Otra vez es el centro de atención, como
casi desde el principio de su carrera. Ahí estaba Claessens tumbado en
el ataúd, sus familiares, amigos y gente cercana querían despedirle, todos
sabían que sería un momento difícil pero había que decir adiós, pero esa
despedida sirvió también para cerrar heridas y es que quizás no fuese el
momento más idóneo pero sí el elegido y es que como homenaje, Arianne
no iba a tocar la obra de Schumann que tenía prevista, haría algo dispar y es
que escogió el Opus 77 la pieza de acompañamiento que tocó su
hermano en el pasado, y que ahora no estaba ahí para verla.

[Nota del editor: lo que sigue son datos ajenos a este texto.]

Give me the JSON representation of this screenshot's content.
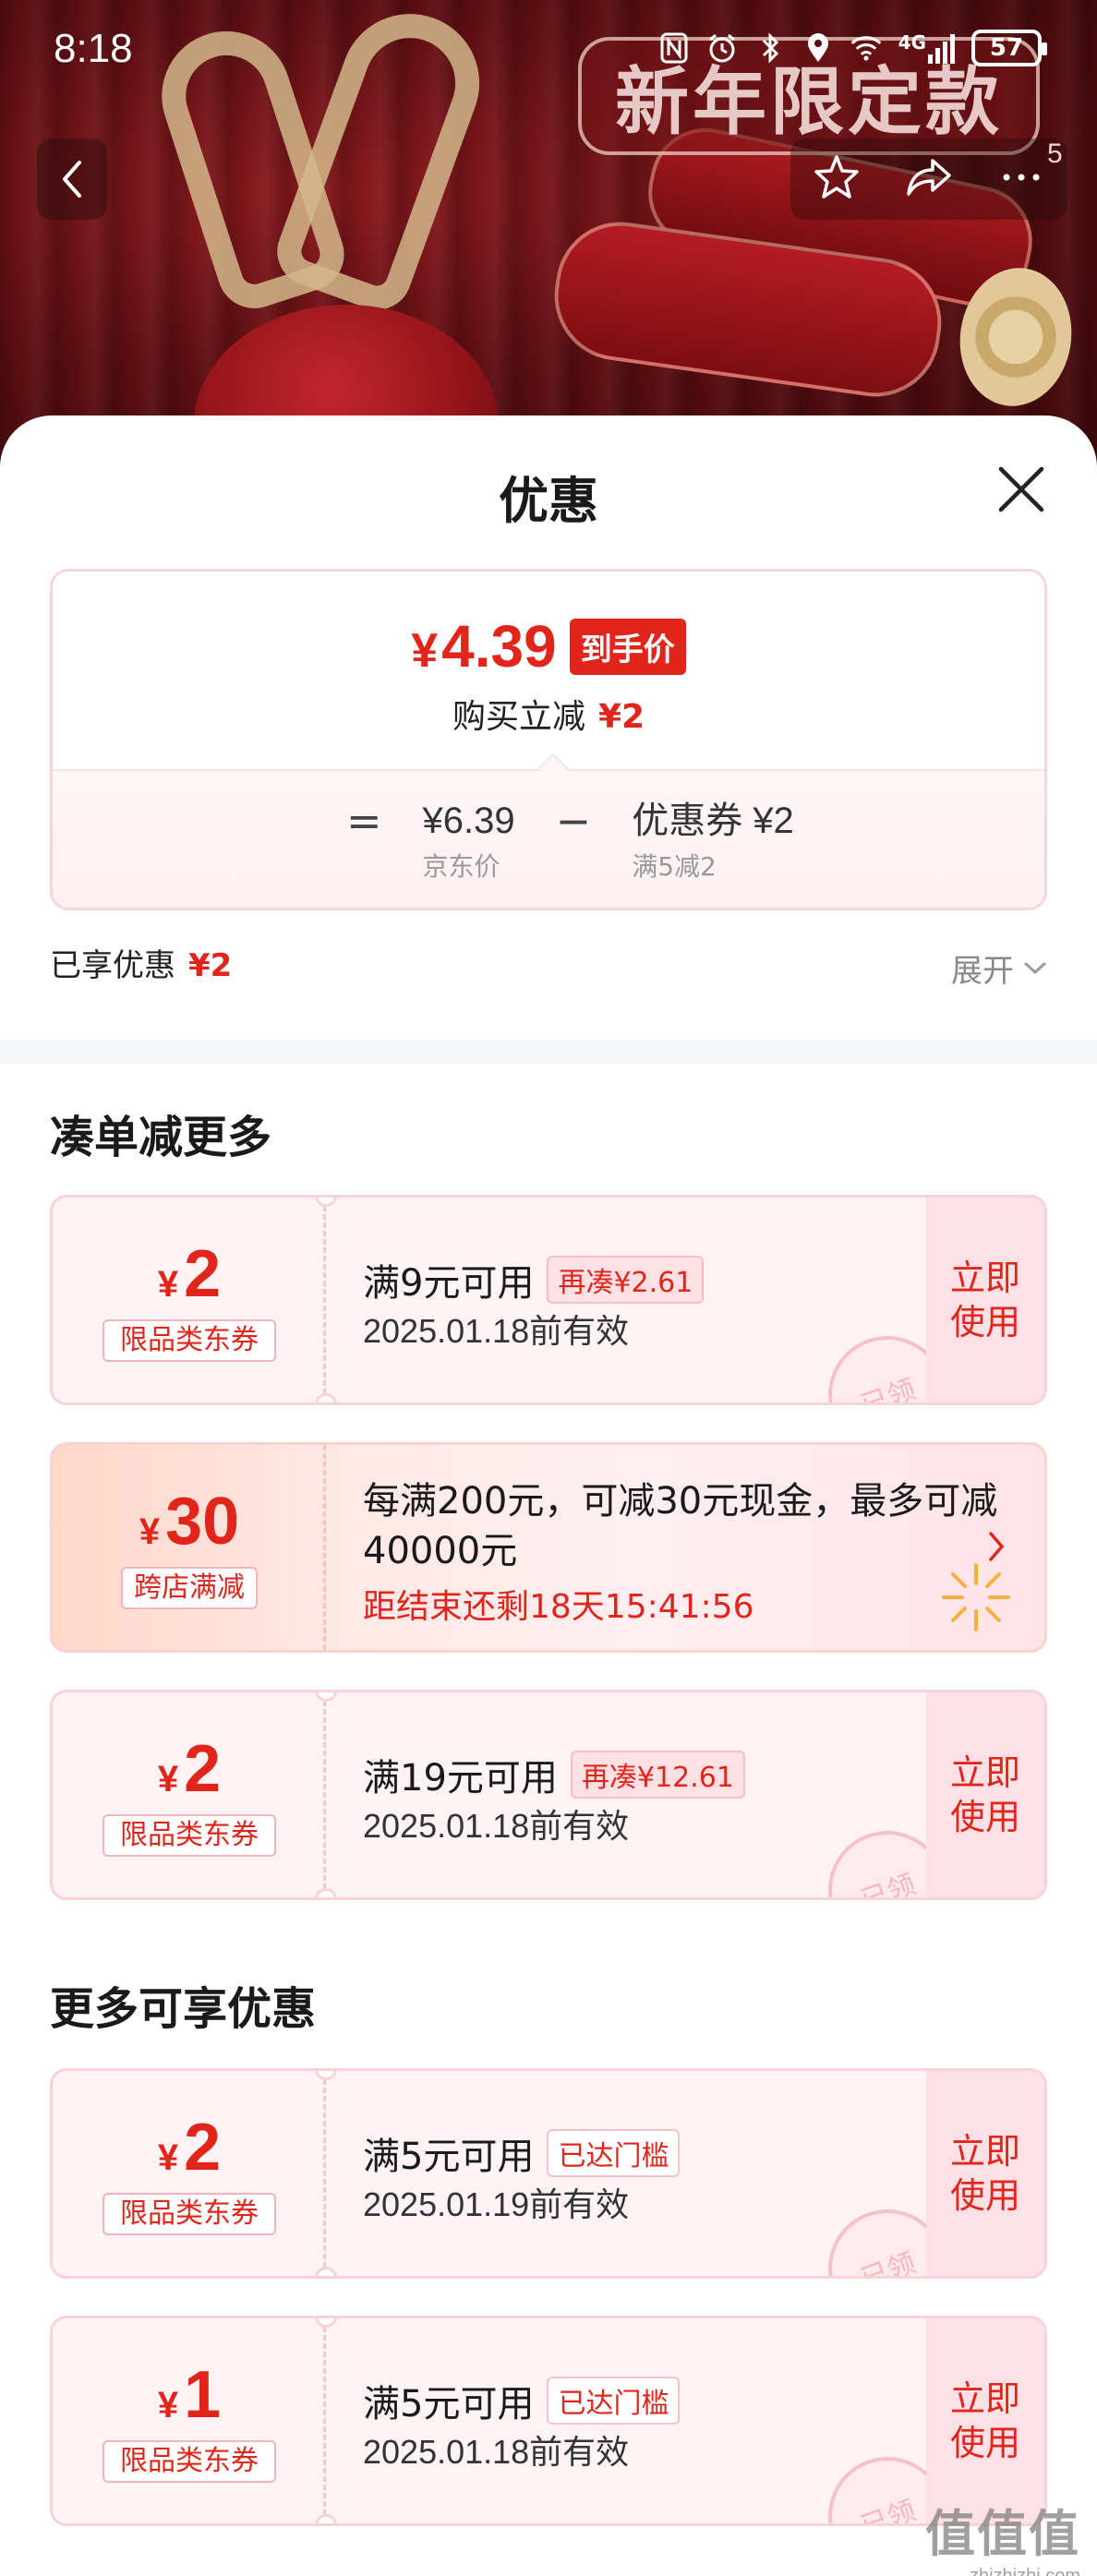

Y es que la historia de Arianne es la
búsqueda de respuestas a preguntas que siguen sin ser respondidas, porque ni si quiera en ese día tan importante estaba
David, su hermano. Llevaban un tiempo distanciados, en parte por el poder
dictatorial del padre pero algo más tuvo que ocurrir para que no estuviera
presente durante la ceremonia.
La madre, Yäel como siempre tomó el
papel de sumisa y se dejó llevar por la situación, a muestra del gran
público eran una familia envidiable unida por el sentimiento de la música pero
esa dedicación en exceso no era solo por el respeto que le tenían a la misma,
sino también por la gran presión que ejercían sobre ellos.
A través del embrujo de las sonatas y
acompañamientos de instrumentos empezamos a despojar el verdadero alma de la
novela, y es que la desaparición de David no es lo único relevante en esta
sinfonía de letras también está el hecho del silencio perpetuo de Yäel, una de las mejores voces de todos los tiempos que
como todos en esa familia acaban rendidos a la eterna incomprensión.